[Etiology, clinical aspects and therapy of altitude sickness].

Wien Med Wochenschr

Institut für Sportwissenschaften, Universität Salzburg.

Published: September 1994

Experimental and clinical tests carried out over the last few years have brought many new and important insights into the pathophysiology of the so-called high-altitude sickness. Overall, new, scientifically proven methods for the acute therapy of various forms of high-altitude sickness have been made, which can be used for medical practice. Azetazolamide: The clinical effectiveness and the improvement of the exchange of body gases seem to be, to a large extent, scientifically proven.
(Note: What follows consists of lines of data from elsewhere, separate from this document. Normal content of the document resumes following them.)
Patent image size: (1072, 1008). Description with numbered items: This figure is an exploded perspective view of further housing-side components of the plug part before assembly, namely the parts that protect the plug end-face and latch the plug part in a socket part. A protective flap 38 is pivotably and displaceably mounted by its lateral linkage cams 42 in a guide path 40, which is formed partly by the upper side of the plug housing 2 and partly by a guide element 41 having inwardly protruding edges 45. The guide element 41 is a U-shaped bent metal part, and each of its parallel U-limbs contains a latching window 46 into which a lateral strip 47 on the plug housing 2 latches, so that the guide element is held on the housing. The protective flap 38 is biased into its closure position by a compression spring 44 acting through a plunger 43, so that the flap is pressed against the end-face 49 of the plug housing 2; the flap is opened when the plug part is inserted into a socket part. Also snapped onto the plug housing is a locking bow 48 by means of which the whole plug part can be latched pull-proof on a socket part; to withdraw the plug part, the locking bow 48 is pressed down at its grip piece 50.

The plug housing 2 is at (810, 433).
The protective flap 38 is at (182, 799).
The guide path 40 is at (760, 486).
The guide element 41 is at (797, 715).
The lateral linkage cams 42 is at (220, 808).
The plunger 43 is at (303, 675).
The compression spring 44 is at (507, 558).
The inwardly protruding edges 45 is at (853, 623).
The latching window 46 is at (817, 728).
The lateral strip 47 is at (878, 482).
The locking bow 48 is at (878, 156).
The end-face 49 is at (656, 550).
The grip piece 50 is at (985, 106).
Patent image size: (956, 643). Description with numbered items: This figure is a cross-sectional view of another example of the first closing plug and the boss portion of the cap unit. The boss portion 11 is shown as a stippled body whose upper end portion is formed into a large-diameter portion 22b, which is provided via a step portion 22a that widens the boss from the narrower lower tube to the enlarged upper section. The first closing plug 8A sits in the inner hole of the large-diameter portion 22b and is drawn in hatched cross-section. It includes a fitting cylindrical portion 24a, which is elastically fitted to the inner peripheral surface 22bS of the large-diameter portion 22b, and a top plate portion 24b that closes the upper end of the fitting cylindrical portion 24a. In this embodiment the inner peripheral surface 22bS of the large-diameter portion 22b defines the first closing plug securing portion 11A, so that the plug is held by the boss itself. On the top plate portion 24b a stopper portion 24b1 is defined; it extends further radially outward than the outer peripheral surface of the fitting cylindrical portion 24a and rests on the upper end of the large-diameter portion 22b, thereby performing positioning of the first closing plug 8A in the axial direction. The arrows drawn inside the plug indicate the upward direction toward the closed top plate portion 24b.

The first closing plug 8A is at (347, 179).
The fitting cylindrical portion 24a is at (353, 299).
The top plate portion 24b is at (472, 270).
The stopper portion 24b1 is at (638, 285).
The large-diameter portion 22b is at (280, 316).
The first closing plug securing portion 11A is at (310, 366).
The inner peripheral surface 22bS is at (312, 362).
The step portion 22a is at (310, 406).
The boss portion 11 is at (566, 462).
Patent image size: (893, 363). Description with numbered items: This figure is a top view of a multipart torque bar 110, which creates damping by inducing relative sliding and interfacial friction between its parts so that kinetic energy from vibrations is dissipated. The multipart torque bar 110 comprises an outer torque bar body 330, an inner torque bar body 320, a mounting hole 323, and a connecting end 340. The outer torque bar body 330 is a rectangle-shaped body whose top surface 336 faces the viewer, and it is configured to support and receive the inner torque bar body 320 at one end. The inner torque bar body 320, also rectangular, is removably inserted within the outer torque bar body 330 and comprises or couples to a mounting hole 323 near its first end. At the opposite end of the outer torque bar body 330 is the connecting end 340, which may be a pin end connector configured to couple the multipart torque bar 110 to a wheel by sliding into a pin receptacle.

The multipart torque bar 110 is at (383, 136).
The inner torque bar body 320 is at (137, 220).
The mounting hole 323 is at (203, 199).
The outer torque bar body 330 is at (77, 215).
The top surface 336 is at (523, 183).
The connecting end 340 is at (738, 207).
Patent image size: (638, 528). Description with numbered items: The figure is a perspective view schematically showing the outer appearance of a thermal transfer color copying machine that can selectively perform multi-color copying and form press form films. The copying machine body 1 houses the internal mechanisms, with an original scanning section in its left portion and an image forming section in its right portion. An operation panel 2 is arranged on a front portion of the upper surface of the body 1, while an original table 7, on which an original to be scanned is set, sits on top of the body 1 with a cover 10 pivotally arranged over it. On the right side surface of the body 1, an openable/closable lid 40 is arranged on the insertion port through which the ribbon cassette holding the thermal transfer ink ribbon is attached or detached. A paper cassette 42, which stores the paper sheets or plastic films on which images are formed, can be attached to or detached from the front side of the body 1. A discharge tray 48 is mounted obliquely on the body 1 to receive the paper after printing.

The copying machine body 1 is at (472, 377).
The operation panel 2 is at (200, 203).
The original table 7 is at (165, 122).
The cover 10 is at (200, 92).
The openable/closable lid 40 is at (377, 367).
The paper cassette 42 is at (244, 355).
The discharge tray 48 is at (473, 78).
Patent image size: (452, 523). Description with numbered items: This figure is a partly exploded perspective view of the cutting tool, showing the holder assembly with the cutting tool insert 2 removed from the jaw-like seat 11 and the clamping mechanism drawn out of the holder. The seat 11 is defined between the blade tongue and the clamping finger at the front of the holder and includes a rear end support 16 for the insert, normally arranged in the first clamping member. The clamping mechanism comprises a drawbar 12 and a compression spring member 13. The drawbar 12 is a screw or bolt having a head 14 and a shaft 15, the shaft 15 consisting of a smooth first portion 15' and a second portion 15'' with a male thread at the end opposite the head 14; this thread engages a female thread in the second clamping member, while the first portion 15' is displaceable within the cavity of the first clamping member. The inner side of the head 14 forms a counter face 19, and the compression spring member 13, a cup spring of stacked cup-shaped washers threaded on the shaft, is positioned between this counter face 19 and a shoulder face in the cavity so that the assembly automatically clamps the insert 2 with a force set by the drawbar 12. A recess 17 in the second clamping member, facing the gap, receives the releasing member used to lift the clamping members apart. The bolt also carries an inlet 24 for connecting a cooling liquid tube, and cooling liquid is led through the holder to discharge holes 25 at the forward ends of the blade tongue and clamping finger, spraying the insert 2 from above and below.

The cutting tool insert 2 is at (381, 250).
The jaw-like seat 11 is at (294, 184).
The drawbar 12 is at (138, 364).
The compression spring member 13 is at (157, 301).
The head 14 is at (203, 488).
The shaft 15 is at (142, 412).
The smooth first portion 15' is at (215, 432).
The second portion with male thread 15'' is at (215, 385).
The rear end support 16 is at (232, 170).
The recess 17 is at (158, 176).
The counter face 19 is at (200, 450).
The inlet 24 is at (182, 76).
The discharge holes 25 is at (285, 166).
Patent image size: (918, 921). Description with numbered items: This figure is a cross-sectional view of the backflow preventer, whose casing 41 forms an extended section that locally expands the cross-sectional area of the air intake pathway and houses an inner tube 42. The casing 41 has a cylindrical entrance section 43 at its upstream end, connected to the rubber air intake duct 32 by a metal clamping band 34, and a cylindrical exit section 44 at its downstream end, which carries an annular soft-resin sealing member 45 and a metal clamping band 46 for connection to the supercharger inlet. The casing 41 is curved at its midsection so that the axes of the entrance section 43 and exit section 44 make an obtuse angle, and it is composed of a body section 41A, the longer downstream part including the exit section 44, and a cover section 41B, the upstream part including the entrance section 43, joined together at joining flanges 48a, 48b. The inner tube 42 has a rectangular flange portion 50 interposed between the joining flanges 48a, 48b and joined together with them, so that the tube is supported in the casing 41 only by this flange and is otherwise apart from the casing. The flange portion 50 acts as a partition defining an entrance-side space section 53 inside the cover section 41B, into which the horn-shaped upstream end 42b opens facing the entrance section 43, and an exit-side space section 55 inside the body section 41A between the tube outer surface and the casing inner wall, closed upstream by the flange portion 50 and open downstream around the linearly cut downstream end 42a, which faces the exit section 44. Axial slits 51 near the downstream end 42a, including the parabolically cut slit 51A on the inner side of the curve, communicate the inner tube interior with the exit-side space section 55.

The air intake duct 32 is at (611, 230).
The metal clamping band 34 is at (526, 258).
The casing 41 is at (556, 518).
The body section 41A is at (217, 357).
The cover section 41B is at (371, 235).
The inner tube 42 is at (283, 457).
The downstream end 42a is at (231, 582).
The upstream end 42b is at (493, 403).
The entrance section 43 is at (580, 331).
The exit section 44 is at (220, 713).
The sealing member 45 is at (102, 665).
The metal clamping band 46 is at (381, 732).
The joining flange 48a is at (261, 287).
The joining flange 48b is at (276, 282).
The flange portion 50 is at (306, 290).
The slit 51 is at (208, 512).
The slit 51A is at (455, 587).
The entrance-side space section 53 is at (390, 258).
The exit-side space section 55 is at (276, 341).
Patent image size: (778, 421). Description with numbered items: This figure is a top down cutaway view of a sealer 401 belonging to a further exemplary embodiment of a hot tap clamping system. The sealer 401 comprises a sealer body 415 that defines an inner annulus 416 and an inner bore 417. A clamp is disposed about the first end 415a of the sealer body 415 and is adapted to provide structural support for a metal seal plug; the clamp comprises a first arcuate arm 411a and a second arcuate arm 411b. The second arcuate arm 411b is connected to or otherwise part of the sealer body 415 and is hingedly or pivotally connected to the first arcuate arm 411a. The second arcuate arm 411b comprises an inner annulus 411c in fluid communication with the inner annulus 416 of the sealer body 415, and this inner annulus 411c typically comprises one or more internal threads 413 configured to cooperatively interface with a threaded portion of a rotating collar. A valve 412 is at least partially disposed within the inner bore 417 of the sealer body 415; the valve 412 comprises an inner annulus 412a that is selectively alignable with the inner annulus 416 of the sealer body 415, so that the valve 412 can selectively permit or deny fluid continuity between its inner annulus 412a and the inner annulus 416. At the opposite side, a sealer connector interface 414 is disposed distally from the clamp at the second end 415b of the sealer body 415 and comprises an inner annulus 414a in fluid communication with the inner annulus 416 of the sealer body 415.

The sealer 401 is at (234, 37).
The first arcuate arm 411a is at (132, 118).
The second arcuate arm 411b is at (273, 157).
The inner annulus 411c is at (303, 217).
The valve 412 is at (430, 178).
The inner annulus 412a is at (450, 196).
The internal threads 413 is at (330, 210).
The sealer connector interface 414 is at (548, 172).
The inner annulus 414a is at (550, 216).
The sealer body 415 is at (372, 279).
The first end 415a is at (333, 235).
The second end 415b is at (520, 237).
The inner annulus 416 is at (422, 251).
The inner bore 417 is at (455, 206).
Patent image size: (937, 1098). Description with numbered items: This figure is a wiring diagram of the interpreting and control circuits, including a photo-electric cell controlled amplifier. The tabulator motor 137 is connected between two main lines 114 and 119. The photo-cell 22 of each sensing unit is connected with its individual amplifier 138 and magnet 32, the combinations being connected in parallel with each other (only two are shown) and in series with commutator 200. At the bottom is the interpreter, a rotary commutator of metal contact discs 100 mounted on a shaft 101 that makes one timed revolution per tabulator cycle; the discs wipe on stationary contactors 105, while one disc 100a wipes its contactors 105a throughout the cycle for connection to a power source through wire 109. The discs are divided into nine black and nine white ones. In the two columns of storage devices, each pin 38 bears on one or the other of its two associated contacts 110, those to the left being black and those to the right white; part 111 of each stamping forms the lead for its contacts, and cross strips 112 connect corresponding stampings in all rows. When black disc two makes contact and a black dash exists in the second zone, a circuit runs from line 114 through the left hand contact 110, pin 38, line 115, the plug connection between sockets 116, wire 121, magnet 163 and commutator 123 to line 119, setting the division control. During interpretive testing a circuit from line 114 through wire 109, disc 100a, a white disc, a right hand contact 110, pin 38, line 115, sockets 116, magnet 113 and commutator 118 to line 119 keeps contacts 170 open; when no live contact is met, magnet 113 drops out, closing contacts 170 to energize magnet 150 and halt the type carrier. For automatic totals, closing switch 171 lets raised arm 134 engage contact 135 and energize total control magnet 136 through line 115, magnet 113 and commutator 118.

Dexamethasone: Several scientifically controlled studies have proven the effectiveness of dexamethasone regarding the relief of symptoms mainly concerning cerebral high-altitude oedema. Controlled studies confirm a significant reduction of symptoms, compared to placebo methods, the effects vanishing after a 12-hour therapy. Nifedipine: The prescription of nifedipine for radiologically proven high-altitude oedema often leads to a clinical improvement, to an improved oxygenation, to a reduction of the alveolar-arterial oxygen gradient, as well as the pulmonary-arterial pressure and, thus, to a great extent, leads to progrediental oedema dissolution. However, in the practice of high-altitude hiking, this therapy has its natural limits and therefore must not lead to the neglection of prophylactics, which means, consistent acclimatisation regarding the classical rules of high-altitude hiking.